Topped with chocolate chips and maple syrup, they are an insanely delicious breakfast treat. Or…really go for it with ice cream and caramel sauce for dessert. Some of my favorite topping options are:
- Banana slices
- Nut or seed butter
- Coconut butter
- Dairy-free yogurt
- Dairy-free ice cream
- Paleo caramel sauce
Be creative. Pancakes are a fun food, so have fun with them :) sometimes I fill mine with goodies, roll it up like a taquito, and eat it like that. It is DELICIOUS.
I hope you love and enjoy these pancakes as much as I do!!
Other delicious breakfast treats:Print
These Gluten-Free Vegan Double Chocolate Pancakes are a deliciously fluffy and decadent breakfast! Made with rolled oats and loaded with chocolate chips.
- 1 cup almond milk or dairy-free milk of choice
- 1 teaspoon apple cider vinegar
- 1¾ cups (168g) Bob’s Red Mill gluten-free rolled oats
- ⅓ cup cacao powder
- ½ cup (113g) unsweetened applesauce (you can substitute mashed banana, mashed sweet potato, or unsweetened pumpkin puree)
- ¼ cup (84g) pure maple syrup
- 1 tablespoon plus 2 teaspoons Bob’s Red Mill baking powder
- ¼ teaspoon sea salt
- 1 teaspoon vanilla extract
- ½ cup chocolate chips
- To serve: coconut whipped cream, pure maple syrup, fruit, ice cream, and/or seed or nut butter
- In a small bowl or liquid measuring cup, combine the dairy-free milk of your choice and apple cider vinegar and let stand for 3 minutes.
- In a blender, combine the dairy-free milk mixture, oats, applesauce, cacao powder, maple syrup, baking powder, sea salt, and vanilla.
- Blend for 30 seconds until the oats are broken down and smooth.
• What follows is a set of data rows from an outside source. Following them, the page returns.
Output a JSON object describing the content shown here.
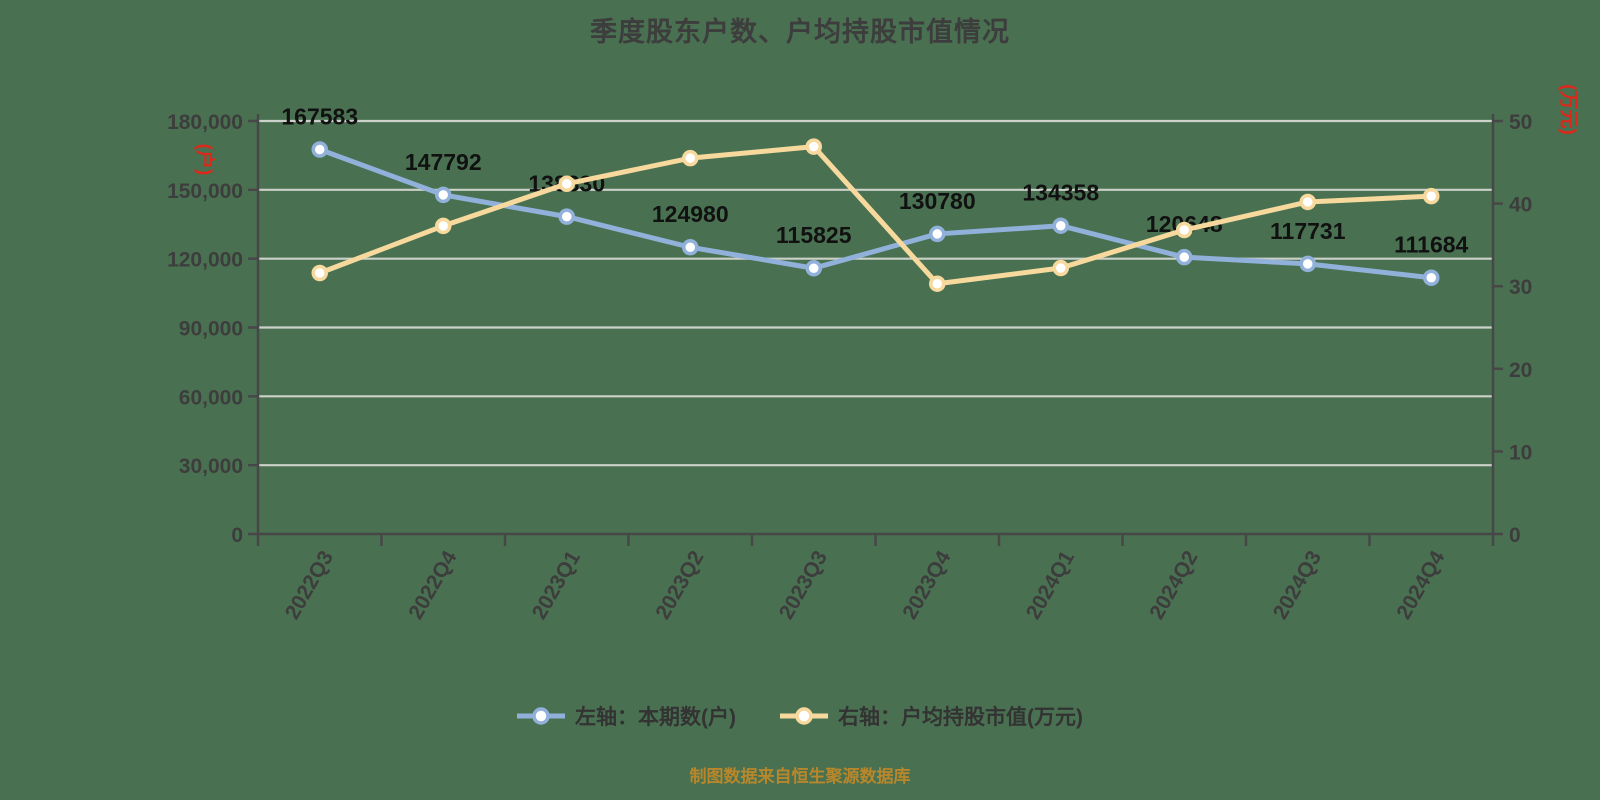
{
  "title": "季度股东户数、户均持股市值情况",
  "footer": "制图数据来自恒生聚源数据库",
  "colors": {
    "background": "#497151",
    "title_text": "#3d3d3d",
    "axis": "#474747",
    "grid": "#ccd1c9",
    "tick_text": "#3d3d3d",
    "point_label_text": "#111111",
    "unit_text": "#e02619",
    "footer_text": "#b8872b",
    "legend_text": "#333333",
    "series_blue": "#91b1db",
    "series_yellow": "#f7d99e",
    "marker_fill": "#ffffff"
  },
  "chart_data": {
    "type": "line",
    "title": "季度股东户数、户均持股市值情况",
    "grid": true,
    "legend_position": "bottom",
    "categories": [
      "2022Q3",
      "2022Q4",
      "2023Q1",
      "2023Q2",
      "2023Q3",
      "2023Q4",
      "2024Q1",
      "2024Q2",
      "2024Q3",
      "2024Q4"
    ],
    "left_axis": {
      "unit": "(户)",
      "min": 0,
      "max": 180000,
      "tick_step": 30000,
      "tick_labels": [
        "0",
        "30,000",
        "60,000",
        "90,000",
        "120,000",
        "150,000",
        "180,000"
      ]
    },
    "right_axis": {
      "unit": "(万元)",
      "min": 0,
      "max": 50,
      "tick_step": 10,
      "tick_labels": [
        "0",
        "10",
        "20",
        "30",
        "40",
        "50"
      ]
    },
    "series": [
      {
        "name": "左轴：本期数(户)",
        "axis": "left",
        "color": "#91b1db",
        "values": [
          167583,
          147792,
          138330,
          124980,
          115825,
          130780,
          134358,
          120648,
          117731,
          111684
        ],
        "point_labels": [
          "167583",
          "147792",
          "138330",
          "124980",
          "115825",
          "130780",
          "134358",
          "120648",
          "117731",
          "111684"
        ]
      },
      {
        "name": "右轴：户均持股市值(万元)",
        "axis": "right",
        "color": "#f7d99e",
        "values": [
          31.6,
          37.3,
          42.4,
          45.5,
          46.9,
          30.3,
          32.2,
          36.8,
          40.2,
          40.9
        ],
        "point_labels": []
      }
    ]
  }
}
Let the batter stand for 5 minutes to thicken up. Stir in the chocolate chips.
- While the batter thickens, heat up a skillet or griddle pan to medium heat. Once pan is hot, add a bit of coconut oil to grease the pan (skip if using a non-stick skillet), and then add about ¼ cup of batter to the pan. Cook for 2 minutes or until the edges look cooked, before flipping gently, and cooking for another 1-2 minutes. They should be fluffy.
- Repeat until all of the batter is gone, adding more coconut oil (if needed) between each pancake. If you’re using a griddle or large pan, you can do more than one at a time.
- Serve warm, with toppings!
- If saving for later, store wrapped in plastic wrap or an airtight container in the refrigerator. Reheat in the microwave for 15 to 30 seconds.